After advances in journal-focused Shared Print, the library world turned its attention to monograph strategies. The Statewide California Electronic Library Consortium, SCELC, is a regional group in which The Claremont Colleges Library is quite active. SCELC’s membership is comprised of private academic libraries. From the SCELC project website:
The SCELC Shared Print Program began in late 2013. Following a survey of members, the completion of a feasibility study, and the development of an implementation plan, as of September 2016 SCELC is embarking on a distributed, retrospective shared monograph collection that will enable libraries to manage their print collections collaboratively.
In 2016, the Library joined HathiTrust, which provides access to digitized books. HathiTrust is conducting its own Shared Print program, based on the HathiTrust corpus. Hathi’s statement:
Fifty HathiTrust member libraries have proposed retention commitments totaling more than 16 million monograph volumes to be retained for 25 years under the HathiTrust Shared Print Program. These volumes correspond to more than 4.8 million individual book titles held in the HathiTrust Digital Library (about 65% of all HathiTrust digital monographs), which is a significant step toward a primary goal of the program: to steward print copies of all HathiTrust digital holdings.
- Secure retention commitments for print holdings that mirror book titles in the HathiTrust digital collection
- Maintain a lendable print collection distributed among HathiTrust member collections
- Reflect support by and provide benefits to all HathiTrust members
- Build on existing shared print and resource-sharing arrangements and avoid disturbing members’ other affiliations.

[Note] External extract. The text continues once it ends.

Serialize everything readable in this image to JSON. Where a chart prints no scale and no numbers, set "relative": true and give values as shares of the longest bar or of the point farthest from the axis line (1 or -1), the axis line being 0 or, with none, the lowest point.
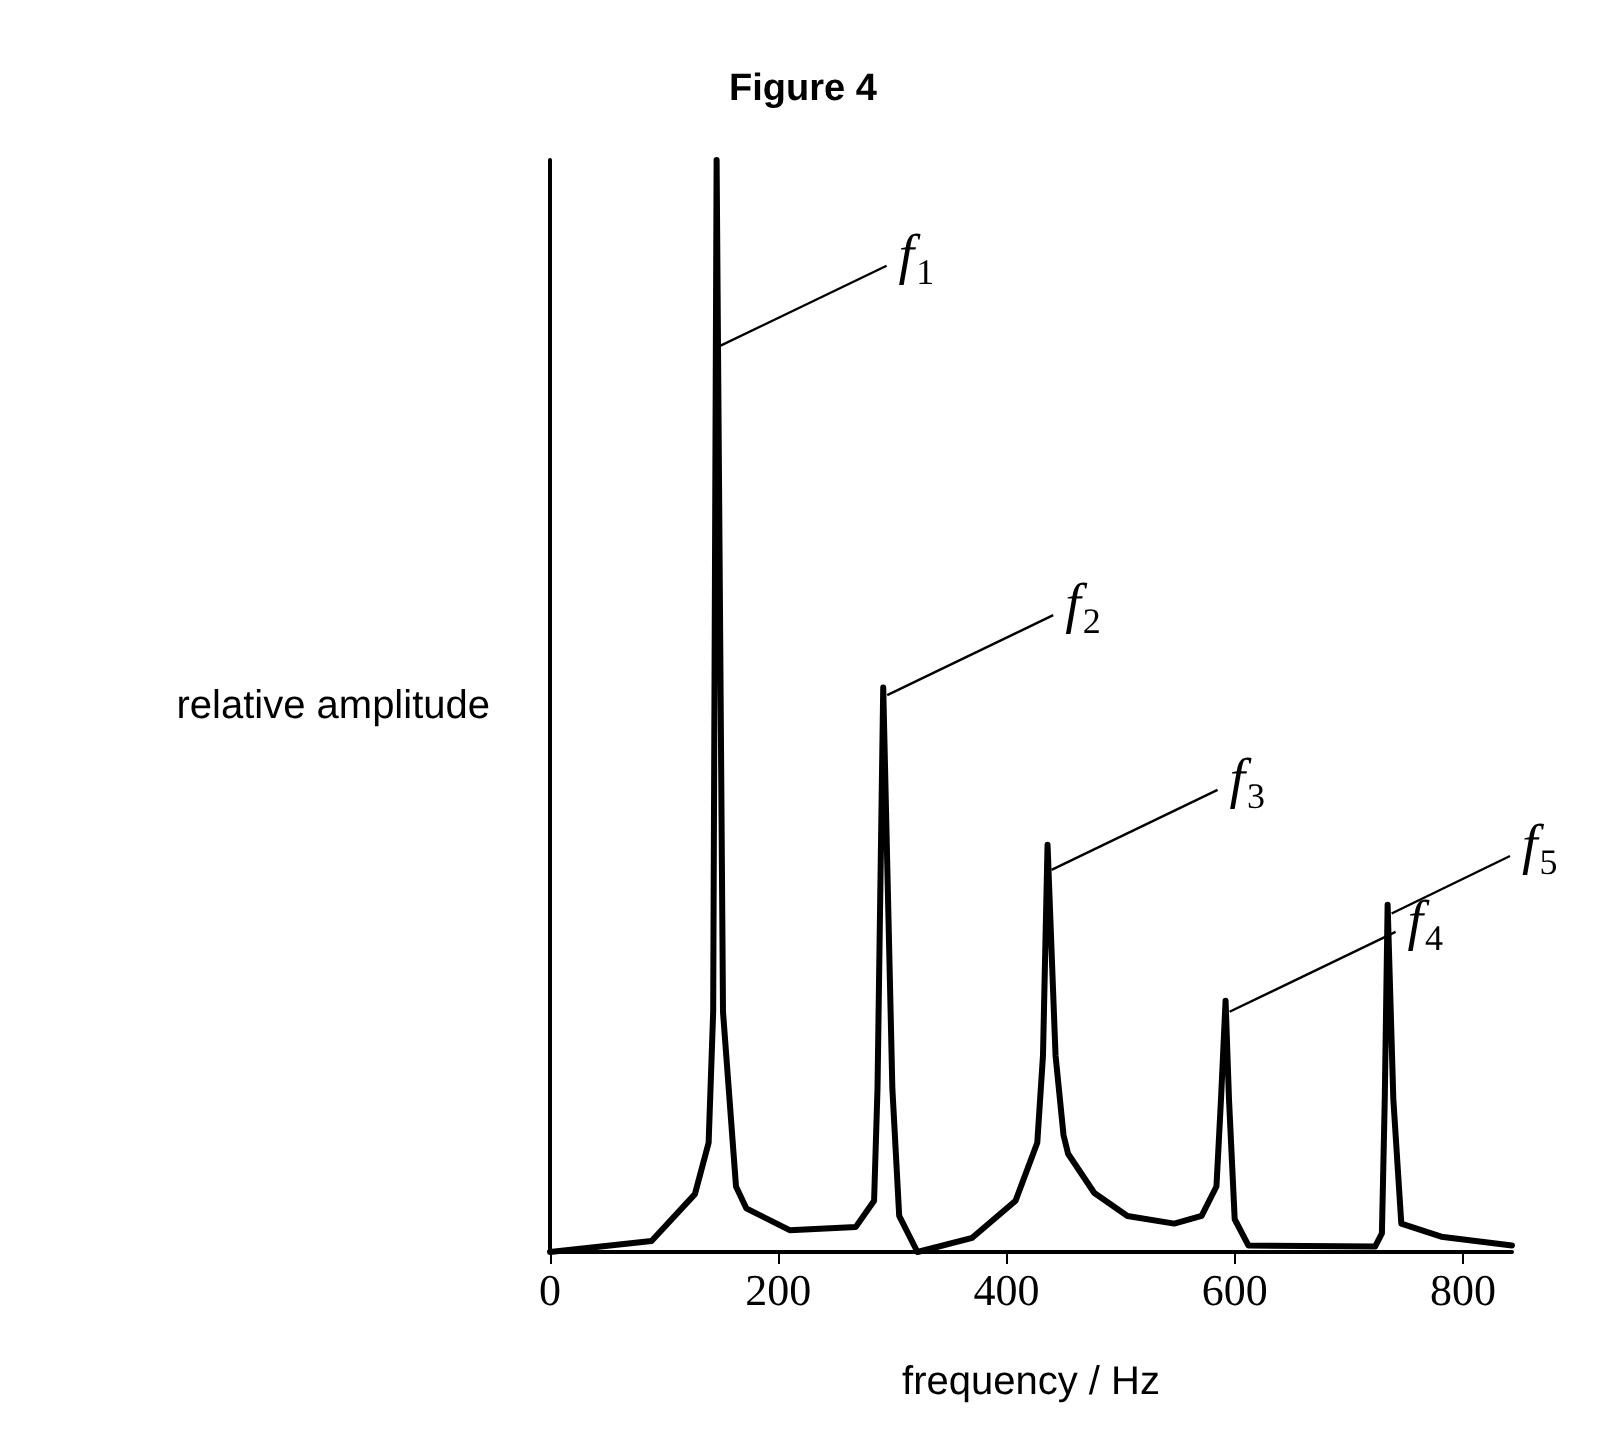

The Claremont Colleges Library joined immediately. Hathi’s approach is that the libraries make voluntary commitments rather than assign titles to each library to preserve. The Library’s commitment of 22% of its collection compares well to other Shared Print project across North America—20-25% is the average commitment, according to OCLC’s Shared Collection Services. The Library has taken a leadership role in Shared Print efforts in the region and nationally, and this role dovetails with our strategic goals centered on our print research collections.